La révolution cubaine est arrivée à sa fin. Il est temps pour les dirigeants de Cuba de prendre en compte les réalités géopolitiques actuelles, notamment l’affaiblissement de leurs anciens alliés, et d’engager des réformes structurelles nécessaires.
Le monde a changé de manière significative ces dernières années. La Chine, qui avait connu une ascension économique fulgurante, fait face à des défis majeurs, notamment une crise immobilière et un ralentissement de sa croissance. La Russie, engagée dans une guerre coûteuse en Ukraine, se trouve dans une position de faiblesse face à un adversaire déterminé et soutenu par l’Occident. L’Iran, sous sanctions et en proie à des tensions internes, peine à maintenir son influence régionale. Et la Corée du Nord, isolée et économiquement anéantie, n’est pas en mesure de jouer un rôle significatif sur la scène internationale.

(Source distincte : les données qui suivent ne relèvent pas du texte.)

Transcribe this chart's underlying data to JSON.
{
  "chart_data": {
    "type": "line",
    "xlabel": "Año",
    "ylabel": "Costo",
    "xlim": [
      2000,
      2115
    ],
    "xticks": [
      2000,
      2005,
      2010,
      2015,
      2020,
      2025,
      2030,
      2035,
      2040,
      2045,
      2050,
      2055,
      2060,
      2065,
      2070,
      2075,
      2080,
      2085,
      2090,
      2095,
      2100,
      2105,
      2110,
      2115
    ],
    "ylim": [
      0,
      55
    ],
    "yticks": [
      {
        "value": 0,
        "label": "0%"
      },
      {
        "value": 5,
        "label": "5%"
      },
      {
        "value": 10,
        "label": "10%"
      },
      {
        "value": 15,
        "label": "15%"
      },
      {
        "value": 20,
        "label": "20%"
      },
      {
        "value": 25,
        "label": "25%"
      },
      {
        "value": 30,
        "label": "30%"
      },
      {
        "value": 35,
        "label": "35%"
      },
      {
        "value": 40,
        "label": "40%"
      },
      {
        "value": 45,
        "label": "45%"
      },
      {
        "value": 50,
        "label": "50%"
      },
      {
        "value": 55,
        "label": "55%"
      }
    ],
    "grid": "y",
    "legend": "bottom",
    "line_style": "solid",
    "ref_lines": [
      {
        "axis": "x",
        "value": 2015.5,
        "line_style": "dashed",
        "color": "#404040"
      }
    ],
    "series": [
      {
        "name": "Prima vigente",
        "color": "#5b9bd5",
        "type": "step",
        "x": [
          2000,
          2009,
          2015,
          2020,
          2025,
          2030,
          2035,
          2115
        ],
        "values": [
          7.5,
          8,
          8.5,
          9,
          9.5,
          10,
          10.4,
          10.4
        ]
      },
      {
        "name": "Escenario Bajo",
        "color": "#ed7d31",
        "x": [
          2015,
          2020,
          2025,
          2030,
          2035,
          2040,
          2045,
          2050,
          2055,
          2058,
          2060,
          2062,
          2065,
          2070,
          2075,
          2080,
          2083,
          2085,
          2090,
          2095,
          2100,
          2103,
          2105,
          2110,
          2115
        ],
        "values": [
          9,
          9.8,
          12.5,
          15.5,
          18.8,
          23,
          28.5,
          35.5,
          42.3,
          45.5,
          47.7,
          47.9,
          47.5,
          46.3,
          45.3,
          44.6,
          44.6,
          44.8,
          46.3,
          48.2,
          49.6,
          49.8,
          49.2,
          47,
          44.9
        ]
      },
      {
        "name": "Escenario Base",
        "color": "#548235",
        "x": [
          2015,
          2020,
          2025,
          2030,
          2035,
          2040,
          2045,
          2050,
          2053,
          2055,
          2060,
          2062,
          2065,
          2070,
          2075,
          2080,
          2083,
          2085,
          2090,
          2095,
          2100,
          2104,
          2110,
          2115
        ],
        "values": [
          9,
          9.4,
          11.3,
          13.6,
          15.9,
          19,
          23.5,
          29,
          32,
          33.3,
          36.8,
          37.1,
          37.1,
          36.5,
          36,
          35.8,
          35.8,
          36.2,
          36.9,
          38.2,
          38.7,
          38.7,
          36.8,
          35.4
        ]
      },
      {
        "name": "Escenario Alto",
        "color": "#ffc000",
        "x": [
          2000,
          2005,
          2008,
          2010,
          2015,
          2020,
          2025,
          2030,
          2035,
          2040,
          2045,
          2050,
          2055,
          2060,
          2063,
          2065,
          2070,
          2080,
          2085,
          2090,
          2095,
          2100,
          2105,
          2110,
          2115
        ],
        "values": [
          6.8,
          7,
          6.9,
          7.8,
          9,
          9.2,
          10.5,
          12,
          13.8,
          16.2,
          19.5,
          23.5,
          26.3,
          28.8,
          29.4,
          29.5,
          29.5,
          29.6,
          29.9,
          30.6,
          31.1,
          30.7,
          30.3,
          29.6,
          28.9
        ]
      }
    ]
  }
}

Même le droit international, hélas, subit également les effets de ces changements et évolutions. Dans les pays faibles, les populations civiles ont toujours tendance à répéter les mêmes discours concernant les grandes puissances, souvent en référence au passé colonial, à la misère, à la crise politique interne ou économique, etc.
Concernant la puissance des États-Unis, elle est en croissance. Contrairement à ce que répètent certains observateurs sur les réseaux sociaux, peut-être par orgueil ou pour plaire à leur audience, les États-Unis sont devenus encore plus puissants économiquement, militairement et surtout technologiquement.
Quant à la Russie, c’est un État pauvre comparé aux États-Unis, à l’Allemagne, au Royaume-Uni, au Japon, etc. La Russie n’a pas les moyens de ses ambitions géopolitiques. Et nous avons un cas présent : elle ne peut pas vaincre l’Ukraine, faire tomber Volodymyr Zelensky ou le remplacer par un pro-russe. Depuis la prise de la Crimée par la Russie en 2014, l’Ukraine a fait de lourds investissements dans son armée, tant sur le plan technique qu’en augmentant ses capacités en termes de soldats. Et ils ont, grâce à l’aide des pays de l’Occident (États-Unis, Royaume-Uni, Allemagne, France), mis en place un solide service de renseignement, peut-être même aujourd’hui plus efficace que celui des Russes.
Les alliés de Cuba en Amérique du Sud sont eux-mêmes économiquement fragiles et certains dépendent même des aides américaines.
Face à ces réalités, Cuba doit accepter de s’adapter, de faire des sacrifices pour réorienter son économie et sa politique internationale. La politique est dynamique, tout comme les sociétés. L’heure de la politique de l’isolement n’est pas à l’ordre du jour. Ils devraient accepter de faire des sacrifices pour réorienter leur pays sur la scène internationale, car aucun pays ne peut se développer sans une économie solide.